Let $Z$ be a $n\times k$ matrix, where $n$ is the number of branches of the phylogeny and $k$ the number of features. We assume that the rows of $Z$ are stochastically independent, and each row is drawn from a multivariate normal distribution:
$$ Z_i \sim \mathcal{N}(\mathbf{0}, \Sigma) $$$\Phi$ is an $m\times n$ phylogenetic matrix, with the SVD
$$ \Phi = USV' $$$V$ is the matrix of eigenvectors of $\Phi' \Phi$, so it is a permutation matrix.
$$ \begin{align} (V'Z)_{ij} &= \sum_a V'_{ia} Z_{aj}\\ &= \sum_a V_{ai}Z_{aj}\\ E(V'Z)_{ij} &= 0\\ \end{align} $$So the rows of $V'Z$ are mutually independent and drawn from the same distribution as $Z$.

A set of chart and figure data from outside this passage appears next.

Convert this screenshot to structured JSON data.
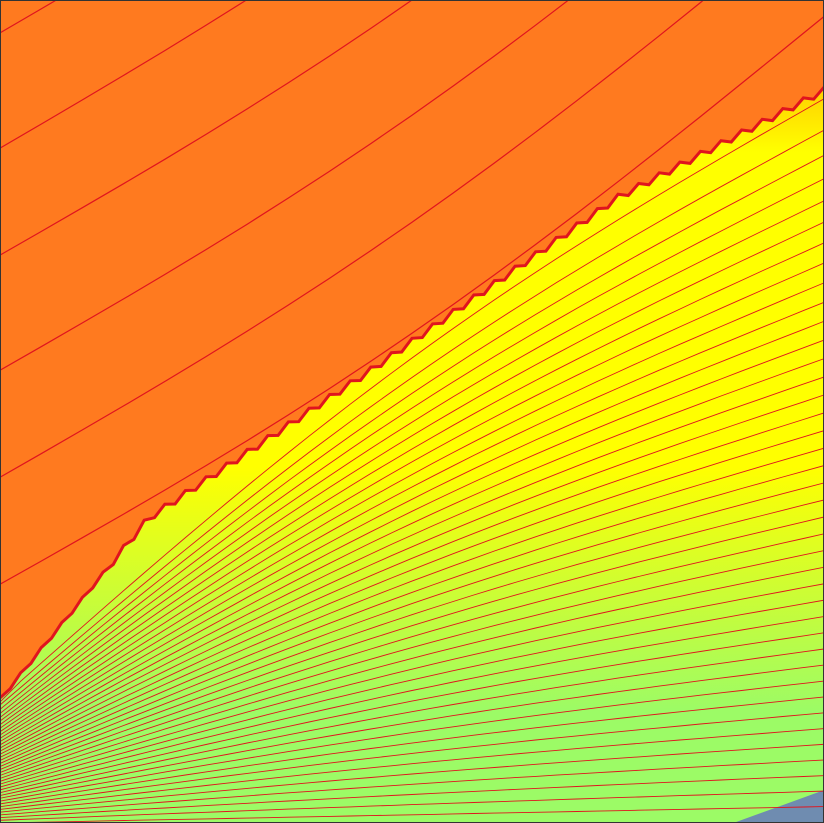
{
  "chart_data": {
    "type": "contour",
    "title": "",
    "xlabel": "",
    "ylabel": "",
    "xlim": [
      0,
      1
    ],
    "ylim": [
      0,
      1
    ],
    "grid": false,
    "legend": "none",
    "fill_colors": {
      "upper_region": "#ff7a1f",
      "transition": "#ffcc00",
      "mid_region": "#ffff00",
      "lower_region": "#9cfb66",
      "corner_patch": "#6f8cb0"
    },
    "line_color": "#e0141e",
    "shock_front": {
      "description_points": [
        [
          0.0,
          0.15
        ],
        [
          0.18,
          0.37
        ],
        [
          0.45,
          0.55
        ],
        [
          0.75,
          0.76
        ],
        [
          1.0,
          0.89
        ]
      ]
    },
    "upper_contours": [
      {
        "x": [
          0.0,
          1.0
        ],
        "y": [
          1.24,
          1.95
        ]
      },
      {
        "x": [
          0.0,
          1.0
        ],
        "y": [
          1.1,
          1.81
        ]
      },
      {
        "x": [
          0.0,
          1.0
        ],
        "y": [
          0.96,
          1.67
        ]
      },
      {
        "x": [
          0.0,
          1.0
        ],
        "y": [
          0.82,
          1.53
        ]
      },
      {
        "x": [
          0.0,
          1.0
        ],
        "y": [
          0.69,
          1.39
        ]
      },
      {
        "x": [
          0.0,
          1.0
        ],
        "y": [
          0.55,
          1.25
        ]
      },
      {
        "x": [
          0.0,
          1.0
        ],
        "y": [
          0.42,
          1.12
        ]
      },
      {
        "x": [
          0.0,
          1.0
        ],
        "y": [
          0.29,
          0.98
        ]
      }
    ],
    "lower_contours_count": 40,
    "lower_fan": {
      "left_y_range": [
        0.15,
        0.0
      ],
      "right_y_range": [
        0.88,
        0.02
      ]
    }
  }
}
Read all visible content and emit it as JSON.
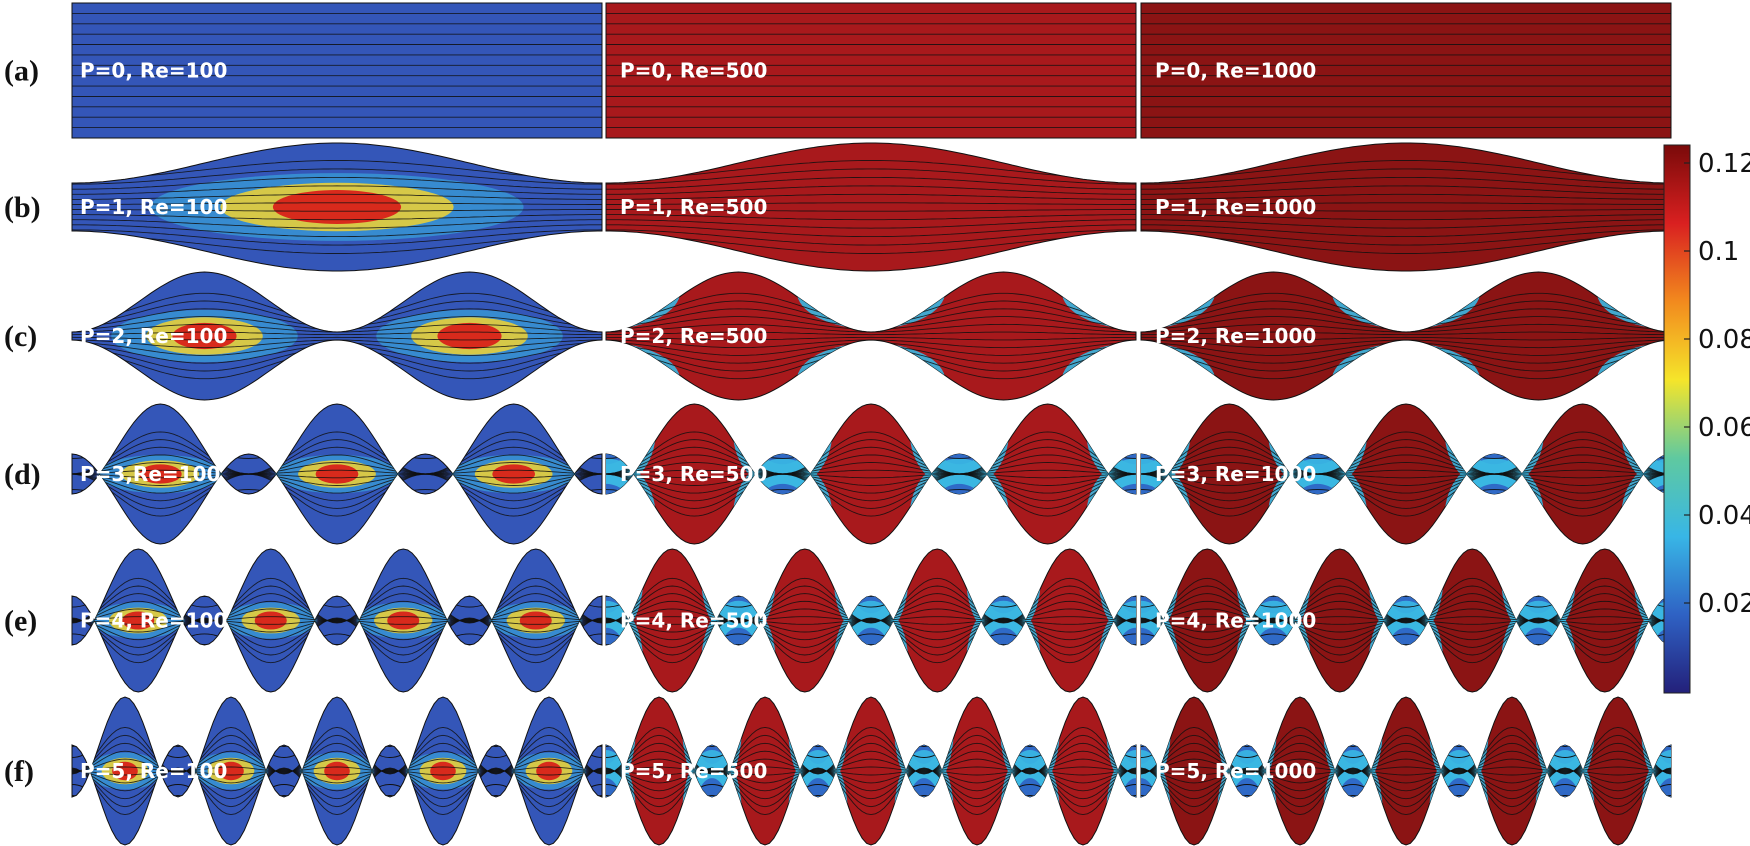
{
  "rows": [
    {
      "label": "(a)",
      "P": 0,
      "panels": [
        "P=0, Re=100",
        "P=0, Re=500",
        "P=0, Re=1000"
      ]
    },
    {
      "label": "(b)",
      "P": 1,
      "panels": [
        "P=1, Re=100",
        "P=1, Re=500",
        "P=1, Re=1000"
      ]
    },
    {
      "label": "(c)",
      "P": 2,
      "panels": [
        "P=2, Re=100",
        "P=2, Re=500",
        "P=2, Re=1000"
      ]
    },
    {
      "label": "(d)",
      "P": 3,
      "panels": [
        "P=3,Re=100",
        "P=3, Re=500",
        "P=3, Re=1000"
      ]
    },
    {
      "label": "(e)",
      "P": 4,
      "panels": [
        "P=4, Re=100",
        "P=4, Re=500",
        "P=4, Re=1000"
      ]
    },
    {
      "label": "(f)",
      "P": 5,
      "panels": [
        "P=5, Re=100",
        "P=5, Re=500",
        "P=5, Re=1000"
      ]
    }
  ],
  "colorbar": {
    "ticks": [
      "0.12",
      "0.1",
      "0.08",
      "0.06",
      "0.04",
      "0.02"
    ],
    "stops": [
      "#7a0a0a",
      "#d92020",
      "#f28a1e",
      "#f5e52a",
      "#5fc9a0",
      "#38b6e6",
      "#2f62c4",
      "#23207a"
    ]
  },
  "colors": {
    "re100": "#3456b8",
    "re500": "#a8191c",
    "re1000": "#8b1414",
    "jet_hot": "#d82a1c",
    "jet_warm": "#f2d230",
    "jet_cool": "#3ab8e3",
    "streamline": "#101010"
  }
}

The observed data $X$ form an $m\times k$-matrix ($m$ being the number of tips and $k$ the number of features). It is generated by the process
$$ X_t := \mathrm{diag}(\vec\sigma)\Phi Z + \vec x_r $$According to the SVD theorem,
$$ \begin{align} \mathrm{diag}(\vec\sigma)^{-1}(X_t -\vec x_r) &= \Phi Z\\ &= USV' Z\\ S^{-1}U' \mathrm{diag}(\vec\sigma)^{-1}(X_t-\vec x_r) &= V'Z \end{align} $$We can estimate the phylogenetic means $\vec x_r$ and the rates of evolution $\vec\sigma$. After normalizing each of the columns of $X_t$ (subtracting the phylogenetic mean and dividing by the rate of evolution), we apply the transformation $S^{-1}U'$ to obtain estimates for $V'Z$. Since the rows of this matrix are drawn from the same distribution as $Z$, we can apply regular PCA to this matrix.